In the PSYCHO RESCUE project mental health professionals in six countries developed the following thoughts on a curriculum for the ‘Community Mental Health Worker’ with the above in mind.
We believe that the transition from hospital based to community based services needs comprehensive changes in staff roles, structure and organization of services and training programs and pathways.
Important aspects are:
There is increased emphasis on competent performance of role rather than qualification and status.
As the long stay hospital sector continues to decline, staff will be increasingly employed or redeployed into community settings.
Another major change in mental health care is the focus on the user.
There is also increasing acknowledgement of the importance of enlisting their support as active ‘partners’ in care.
The service users in community mental health care reflect the broad range of citizens in society, e.g. youngsters, elderly, drug addicts, users from diverse social and ethnic backgrounds.
Multidisciplinary working in such a context imposes new demands and challenges on the professionals.
Rigid professional demarcations increasingly fail to reflect current workload requirements and practice.
The list of functions which was the result of the work of the PSYCHO RESCUE project group could be seen as the core competencies – or capabilities, in terms of skills, attitudes and knowledge - for all professionals in mental health care and especially relevant for the core professional of our project: the CMHW.
The recognition that there is a common core of skills, knowledge and attitudes which all professional workers should attain should not obscure the profile of distinctive, professionally specific contributions to the care of service users by the CMHW.
The development of an effective training path should assume suggestions that the workgroup shared and that we believe represent the basic paradigm that permeate the resource kit. This means that behind each training module the staff should consider and act aware that:
Mental illness could be long life and the course of illness is non-linear.
Every person involved in MH as a trainer or as a practitioner should acknowledge his/her attitudes and should demonstrate an understanding of the fundamental importance of relationships to social and psychological well-being.
It is essential when Working in Mental Health to maintain a respectful, non-judgmental and empathic approach to service users and carers at all times.
Service users and workers both bring expertise to the recovery process.
Learning is a lifelong process.
Professional training must aim to achieve both awareness and competence in the core areas and deliver and maintain specific occupational competence. This implies a need for the establishment of a progressive training continuum, underpinned by occupation standards, that can assure the competence of all disciplines within a multidisciplinary context.

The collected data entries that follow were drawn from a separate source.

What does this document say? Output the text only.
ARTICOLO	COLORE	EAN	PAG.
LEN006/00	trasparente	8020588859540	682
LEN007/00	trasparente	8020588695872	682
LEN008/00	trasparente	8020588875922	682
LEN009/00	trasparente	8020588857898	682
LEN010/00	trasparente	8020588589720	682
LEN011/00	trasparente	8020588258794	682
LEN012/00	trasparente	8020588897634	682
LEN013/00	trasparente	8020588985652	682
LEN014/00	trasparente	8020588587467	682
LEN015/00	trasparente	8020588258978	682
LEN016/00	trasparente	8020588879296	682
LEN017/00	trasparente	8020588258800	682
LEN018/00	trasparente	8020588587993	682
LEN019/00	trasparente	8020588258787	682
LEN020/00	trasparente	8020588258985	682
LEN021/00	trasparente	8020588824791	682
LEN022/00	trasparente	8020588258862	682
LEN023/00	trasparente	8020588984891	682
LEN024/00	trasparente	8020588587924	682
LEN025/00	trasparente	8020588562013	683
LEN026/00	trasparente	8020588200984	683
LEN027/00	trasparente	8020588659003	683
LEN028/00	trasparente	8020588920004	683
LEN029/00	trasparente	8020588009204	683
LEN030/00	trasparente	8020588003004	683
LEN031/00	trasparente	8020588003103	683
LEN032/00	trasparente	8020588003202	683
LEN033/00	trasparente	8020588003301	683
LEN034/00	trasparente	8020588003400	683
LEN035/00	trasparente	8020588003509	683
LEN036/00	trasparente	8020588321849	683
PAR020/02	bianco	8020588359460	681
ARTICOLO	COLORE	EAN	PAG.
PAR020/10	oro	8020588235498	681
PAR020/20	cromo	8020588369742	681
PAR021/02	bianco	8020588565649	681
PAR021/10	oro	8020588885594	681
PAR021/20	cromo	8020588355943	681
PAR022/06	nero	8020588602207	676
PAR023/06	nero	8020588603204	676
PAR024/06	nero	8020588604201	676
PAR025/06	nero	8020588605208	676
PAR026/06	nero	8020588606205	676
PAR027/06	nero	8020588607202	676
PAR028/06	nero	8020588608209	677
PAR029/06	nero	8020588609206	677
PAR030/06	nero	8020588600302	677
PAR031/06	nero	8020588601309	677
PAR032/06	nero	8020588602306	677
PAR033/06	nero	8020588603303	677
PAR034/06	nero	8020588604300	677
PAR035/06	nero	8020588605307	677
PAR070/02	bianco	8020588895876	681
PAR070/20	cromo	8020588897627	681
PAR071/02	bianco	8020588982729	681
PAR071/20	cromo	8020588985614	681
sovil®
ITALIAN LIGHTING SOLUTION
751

These competencies can be reflected in single discipline curricula, but they imply the development of shared learning and common pathways between the disciplines and greater exposure of the disciplines to each other at all levels of training.
It is recommended that the training program for the Psychiatric Community Worker is integrated with the service environment (the community) and is developed and delivered together with service users and carers.
We’ve developed two distinct training pathways for the CMHW: one on a basic level, a 240 hrs two year program for professionals who are experienced in mental health care but without a specific education/ title , and one on an advanced level for professionals who are experienced and educated in mental health care, but new to community mental health care.